The New Haven US History 2 curriculum starts with Reconstruction, The Westward Expansion, and Immigration. Initially, I struggled to teach these topics because they seemed very irrelevant and disconnected to my students' daily lives and to each other. But these subjects involved into how the law can be changed and morphed to deny freedoms. As we go through different units, students find those who defy the law to be heroes and sympathize with them. This includes the Civil Resisters and Native American Leaders but also the criminals featured in our class. In a discussion of the 1920's and Prohibition, Students found Al Capone to be the most sympathetic and interesting historical character from the era. When I asked why, my students didn't tell me that they liked anything specific about him just that defied the police and manipulated the legal system. For this reason, I want to push my students to better understand how the legal system can also expand people's rights and freedoms.
The best and most natural content to start with is the infamous
Plessy v Ferguson
ruling of 1896. This case presents both the best and the worst of political action and reaction of the Segregation Era. Starting with this particular case, a class can and should explore the various political ramifications of the case that start with whether or not segregation is legal and how the court came to rule that it was. The class can also discuss the actions of Homer Plessy and the actions of normal citizens on behalf of ending Segregation in the 19
th
Century. Exploring these stories and their tragic ending will illuminate to students that history is not a simple progression of positive changes but rather a series of challenges that confront us with mixed results. The research project will hopefully connect students with the struggle and how people organized and orchestrated change in their world.

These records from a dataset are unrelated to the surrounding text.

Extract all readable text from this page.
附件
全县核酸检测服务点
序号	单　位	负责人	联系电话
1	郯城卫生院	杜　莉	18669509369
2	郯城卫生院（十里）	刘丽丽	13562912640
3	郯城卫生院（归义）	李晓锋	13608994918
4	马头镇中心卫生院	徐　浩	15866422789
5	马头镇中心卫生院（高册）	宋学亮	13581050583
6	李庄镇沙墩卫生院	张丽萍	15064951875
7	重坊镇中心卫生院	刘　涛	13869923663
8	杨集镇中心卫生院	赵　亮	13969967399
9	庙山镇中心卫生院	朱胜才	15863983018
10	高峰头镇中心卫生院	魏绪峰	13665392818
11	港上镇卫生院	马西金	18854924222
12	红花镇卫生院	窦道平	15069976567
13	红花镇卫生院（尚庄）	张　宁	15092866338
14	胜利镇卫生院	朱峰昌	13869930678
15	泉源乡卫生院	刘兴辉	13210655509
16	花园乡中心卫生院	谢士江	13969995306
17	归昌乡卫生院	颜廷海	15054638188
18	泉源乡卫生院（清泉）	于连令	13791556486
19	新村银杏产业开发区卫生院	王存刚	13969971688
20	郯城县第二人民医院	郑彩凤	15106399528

To help students understand the issues surrounding segregation and de-segregation, we are going to focus our efforts on the issue of education. While
Plessy v Ferguson
was not an education case, the ruling had tremendous implications for education as Segregation quickly spread to schools. Students need to understand how this case, its opinion, and its dissent created decades worth of division and conflict for all Americans. Once the idea of "Separate but Equal" is established, the connection to segregated institutions and schools becomes clear. Students will need to understand how the idea becomes cemented in America in order to understand the resistance.

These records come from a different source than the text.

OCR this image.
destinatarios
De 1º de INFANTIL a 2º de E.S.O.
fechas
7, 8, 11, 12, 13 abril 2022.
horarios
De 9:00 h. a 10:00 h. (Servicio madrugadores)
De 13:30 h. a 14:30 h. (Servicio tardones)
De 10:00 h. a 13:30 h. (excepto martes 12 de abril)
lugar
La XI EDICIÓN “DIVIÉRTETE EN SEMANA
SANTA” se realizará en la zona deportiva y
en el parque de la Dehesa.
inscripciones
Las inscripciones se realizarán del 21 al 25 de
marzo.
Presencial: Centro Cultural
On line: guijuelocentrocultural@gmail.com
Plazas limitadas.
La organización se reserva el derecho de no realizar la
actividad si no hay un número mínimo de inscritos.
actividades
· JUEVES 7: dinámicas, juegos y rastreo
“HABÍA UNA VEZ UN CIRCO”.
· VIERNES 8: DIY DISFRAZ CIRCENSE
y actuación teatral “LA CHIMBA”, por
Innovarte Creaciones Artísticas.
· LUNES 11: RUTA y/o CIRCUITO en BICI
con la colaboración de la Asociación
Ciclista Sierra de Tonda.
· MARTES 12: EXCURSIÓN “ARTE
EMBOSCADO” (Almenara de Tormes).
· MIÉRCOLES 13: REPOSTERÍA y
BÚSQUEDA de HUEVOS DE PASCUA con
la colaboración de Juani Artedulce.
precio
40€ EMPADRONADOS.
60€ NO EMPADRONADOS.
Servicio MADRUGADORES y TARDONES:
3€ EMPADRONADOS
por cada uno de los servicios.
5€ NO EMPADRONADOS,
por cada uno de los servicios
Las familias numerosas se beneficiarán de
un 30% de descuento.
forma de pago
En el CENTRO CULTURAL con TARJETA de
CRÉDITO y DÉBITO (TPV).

The reason to focus around education issues helps focus students' work and because of the importance of education in our lives and history. The resistance to Jim Crow and Segregation was strong and attacked the institutions on multiple fronts. The unit's organization around education allows students to see how African-Americans fought for their rights. The NAACP and the court cases provide for learning opportunities for these lessons. Schools are also the main way that we interact with our government. With Mandatory Attendance laws in every state, schools represent a key portion of how we enact and experience our citizenship. It makes sense then that the battle over schools, schooling, and education, became and remains one of our greatest civil rights struggles. Looking at schools for this unit isn't just a choice of focus, it's because schools hold a supremely important place in our society.
As Common Core approaches, it brings with it new requirements and tests. One of those is a response paper that requires students to read articles quickly and make an assessment of materials and a situation. This means that my students will be asked to complete a project that will assess their skills in reading, writing, and judgment. I want to give them lots of practice on how to read, research, and quickly assess materials to help them with this assessment. Providing a strong research component to this project will help my students improve their writing and their understanding of how to communicate ideas through different materials.